Police enforcement in civilized countries evolved from a private to a public (or governmental) role. For example, the police in the United States operates the way it does now primarily because it was adopted from the British, commencing with the frankpledge and watchman structures (Gelpi 2). Regardless of how many police systems have developed through time, there will always be challenges to handle and modifications to implement.
For one to change the policing system, it is necessary to establish the root cause of the problem. Many people have been hurt or died due to racial profiling in recent years, including George Floyd. Lethal force is another type of command that has caused people to lose faith and confidence in police enforcement (Gelpi 3). Policing is a job for and public; consequently, having an efficient law enforcement system is challenging if people do not trust the security agencies.
First and foremost, trust and honesty may be necessary in this case. Police agencies worldwide should get more active in the communities they want to serve. This implies that they must be aware of everything that occurs inside that culture and its way of life to properly enforce the rule of law (Gelpi 4). The public will realize that police are on their side, not against them, through community service as well as welfare initiatives. This might be accomplished by safeguarding the neighborhood and addressing society’s crime problem (Gelpi 4). Consequently, trust will be established over time, and police will become more efficient and precise.
Transparency is another essential component that might help to resolve the matter. Improved information collecting and reporting techniques must disclose encounters with enforcement agencies and serve as an accountability tool (Gelpi 5). There is no official database that counts the number of people killed by police, whether through force or stop-and-frisk procedures. Many local government departments also do not save this crucial information. As a result, to earn the public’s trust, the relevant authorities should collect and disseminate this data every year. Keeping peace and order is a demanding responsibility that requires critical thought and accountability (Gelpi 5).
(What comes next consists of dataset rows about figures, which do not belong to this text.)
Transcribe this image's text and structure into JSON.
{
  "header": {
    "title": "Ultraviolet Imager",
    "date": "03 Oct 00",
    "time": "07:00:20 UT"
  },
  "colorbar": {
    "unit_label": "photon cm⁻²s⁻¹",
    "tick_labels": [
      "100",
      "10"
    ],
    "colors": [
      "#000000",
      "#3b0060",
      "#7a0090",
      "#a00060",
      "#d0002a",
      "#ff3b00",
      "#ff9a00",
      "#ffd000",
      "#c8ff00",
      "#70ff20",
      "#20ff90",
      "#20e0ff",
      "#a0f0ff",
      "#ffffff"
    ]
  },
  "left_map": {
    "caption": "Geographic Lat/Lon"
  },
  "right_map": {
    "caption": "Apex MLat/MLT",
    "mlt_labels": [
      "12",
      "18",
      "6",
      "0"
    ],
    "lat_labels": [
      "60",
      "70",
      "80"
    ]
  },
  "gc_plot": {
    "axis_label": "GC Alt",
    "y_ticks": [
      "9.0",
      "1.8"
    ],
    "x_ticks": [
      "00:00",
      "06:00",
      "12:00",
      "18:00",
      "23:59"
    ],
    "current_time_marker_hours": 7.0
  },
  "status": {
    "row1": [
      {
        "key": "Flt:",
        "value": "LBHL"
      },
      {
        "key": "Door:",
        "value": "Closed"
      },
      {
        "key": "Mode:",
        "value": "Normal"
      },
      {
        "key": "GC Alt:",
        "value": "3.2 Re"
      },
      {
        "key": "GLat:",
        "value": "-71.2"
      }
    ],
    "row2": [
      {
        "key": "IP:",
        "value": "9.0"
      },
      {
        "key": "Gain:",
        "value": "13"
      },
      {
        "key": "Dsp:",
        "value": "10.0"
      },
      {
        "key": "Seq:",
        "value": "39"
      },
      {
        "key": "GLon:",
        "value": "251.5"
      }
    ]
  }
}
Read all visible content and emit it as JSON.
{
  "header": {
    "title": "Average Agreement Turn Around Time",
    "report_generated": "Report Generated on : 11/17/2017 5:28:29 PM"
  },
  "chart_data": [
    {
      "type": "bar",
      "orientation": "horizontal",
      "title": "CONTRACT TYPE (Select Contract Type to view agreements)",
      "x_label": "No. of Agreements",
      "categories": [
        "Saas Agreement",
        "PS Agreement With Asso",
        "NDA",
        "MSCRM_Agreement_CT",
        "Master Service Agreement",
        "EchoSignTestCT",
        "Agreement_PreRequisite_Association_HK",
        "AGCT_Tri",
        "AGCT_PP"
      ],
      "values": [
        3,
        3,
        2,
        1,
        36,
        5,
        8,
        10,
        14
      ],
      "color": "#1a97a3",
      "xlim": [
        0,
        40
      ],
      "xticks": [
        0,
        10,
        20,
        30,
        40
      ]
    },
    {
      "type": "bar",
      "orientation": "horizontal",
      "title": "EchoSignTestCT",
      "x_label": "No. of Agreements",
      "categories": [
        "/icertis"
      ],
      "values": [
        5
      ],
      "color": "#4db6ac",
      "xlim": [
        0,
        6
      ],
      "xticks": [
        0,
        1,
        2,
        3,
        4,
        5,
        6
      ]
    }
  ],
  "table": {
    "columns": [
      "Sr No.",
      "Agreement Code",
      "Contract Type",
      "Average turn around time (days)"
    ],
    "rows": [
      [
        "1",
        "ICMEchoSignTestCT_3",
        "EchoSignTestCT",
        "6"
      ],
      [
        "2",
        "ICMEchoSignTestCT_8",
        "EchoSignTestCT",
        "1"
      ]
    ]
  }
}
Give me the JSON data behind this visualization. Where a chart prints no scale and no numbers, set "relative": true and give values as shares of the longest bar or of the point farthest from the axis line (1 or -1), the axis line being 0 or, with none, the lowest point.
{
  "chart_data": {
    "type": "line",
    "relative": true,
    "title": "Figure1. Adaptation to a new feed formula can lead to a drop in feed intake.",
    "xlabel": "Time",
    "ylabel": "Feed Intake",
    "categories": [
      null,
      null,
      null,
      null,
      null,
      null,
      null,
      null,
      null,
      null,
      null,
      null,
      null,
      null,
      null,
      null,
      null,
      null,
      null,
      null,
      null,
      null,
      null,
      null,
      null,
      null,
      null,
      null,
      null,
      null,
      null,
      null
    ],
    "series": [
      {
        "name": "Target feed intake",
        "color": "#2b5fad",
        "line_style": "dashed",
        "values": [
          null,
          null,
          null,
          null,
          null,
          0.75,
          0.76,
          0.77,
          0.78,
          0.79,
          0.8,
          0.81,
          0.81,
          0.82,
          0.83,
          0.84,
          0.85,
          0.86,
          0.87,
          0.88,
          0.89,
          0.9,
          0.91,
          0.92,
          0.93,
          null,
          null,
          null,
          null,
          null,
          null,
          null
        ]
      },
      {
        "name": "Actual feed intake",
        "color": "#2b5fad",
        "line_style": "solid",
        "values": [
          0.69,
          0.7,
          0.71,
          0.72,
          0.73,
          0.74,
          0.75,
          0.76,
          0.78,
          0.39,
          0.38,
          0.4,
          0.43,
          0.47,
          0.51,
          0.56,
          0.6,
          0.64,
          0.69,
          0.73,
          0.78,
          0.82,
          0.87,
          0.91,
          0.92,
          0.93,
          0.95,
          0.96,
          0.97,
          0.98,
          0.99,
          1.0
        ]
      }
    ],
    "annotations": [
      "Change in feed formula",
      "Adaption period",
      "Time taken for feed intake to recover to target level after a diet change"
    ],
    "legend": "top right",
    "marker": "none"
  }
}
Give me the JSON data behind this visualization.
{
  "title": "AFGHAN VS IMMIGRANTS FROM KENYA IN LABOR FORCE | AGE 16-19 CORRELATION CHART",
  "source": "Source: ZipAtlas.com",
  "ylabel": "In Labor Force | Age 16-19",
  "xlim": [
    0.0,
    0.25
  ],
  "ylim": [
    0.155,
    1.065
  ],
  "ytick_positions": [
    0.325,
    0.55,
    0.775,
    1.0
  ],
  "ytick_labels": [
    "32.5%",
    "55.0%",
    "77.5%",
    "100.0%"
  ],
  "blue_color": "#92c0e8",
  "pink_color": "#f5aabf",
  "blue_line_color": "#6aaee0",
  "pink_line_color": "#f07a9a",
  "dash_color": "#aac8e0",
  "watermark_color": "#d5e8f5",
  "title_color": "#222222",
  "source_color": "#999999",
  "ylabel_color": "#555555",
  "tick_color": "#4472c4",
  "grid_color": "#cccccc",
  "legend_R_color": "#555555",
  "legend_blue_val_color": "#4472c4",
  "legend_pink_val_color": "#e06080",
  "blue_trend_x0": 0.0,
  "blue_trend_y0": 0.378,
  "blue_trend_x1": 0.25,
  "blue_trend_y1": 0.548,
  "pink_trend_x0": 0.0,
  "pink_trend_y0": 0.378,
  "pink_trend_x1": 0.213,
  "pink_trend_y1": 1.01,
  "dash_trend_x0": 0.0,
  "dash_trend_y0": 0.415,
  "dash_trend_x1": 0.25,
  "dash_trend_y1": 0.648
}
Many police officers nowadays are young and in their early twenties, and as a matter of fact, they are still schooling. To create a successful police force, accountable adult men who are educated and capable of making critical judgments are required.
Furthermore, the majority of law officers’ training is centered on the tactical as well as technical components of policing. Thus, there is insufficient preparation for anti-racism, unconscious bias, psychological problems, maturity level approaches, problem-solving, arbitration, and cultural awareness (Gelpi 6). As a result, it is unsurprising that many law enforcement officers are conditioned to view Black individuals as criminals and act accordingly. One can address the present police bureau’s issue by adequately training the personnel and establishing educational and age standards for the position. Such laws as stop-and-frisk and the broken window hypothesis raise rather than lower the crime levels in a neighborhood. The police force conducts most stops and frisks incorrectly, and African American and Hispanic persons are disproportionately targeted. As a result, individuals become antagonistic to the police and are more likely to conduct crimes against them. Since race can significantly decrease crime rates, police officers need to be more precise in their judgment and not be prejudiced.
Ultimately, the learning system should be overhauled, and all personnel should get unconscious bias training. Nonetheless, the police force has been responsible for countless constructive advancements in society throughout the years. There is no ideal policing structure because the public will always oppose the rule of law. Still, some adjustments can be made implicitly to have a much more accountable and productive law enforcement system.
Gelpi, Aileen. “Improve Community Relations, Prevent Critical Incidents with Equitable Policing Practices”. Campus Security Report, vol. 16, no. 3, 2019, pp. 1-6.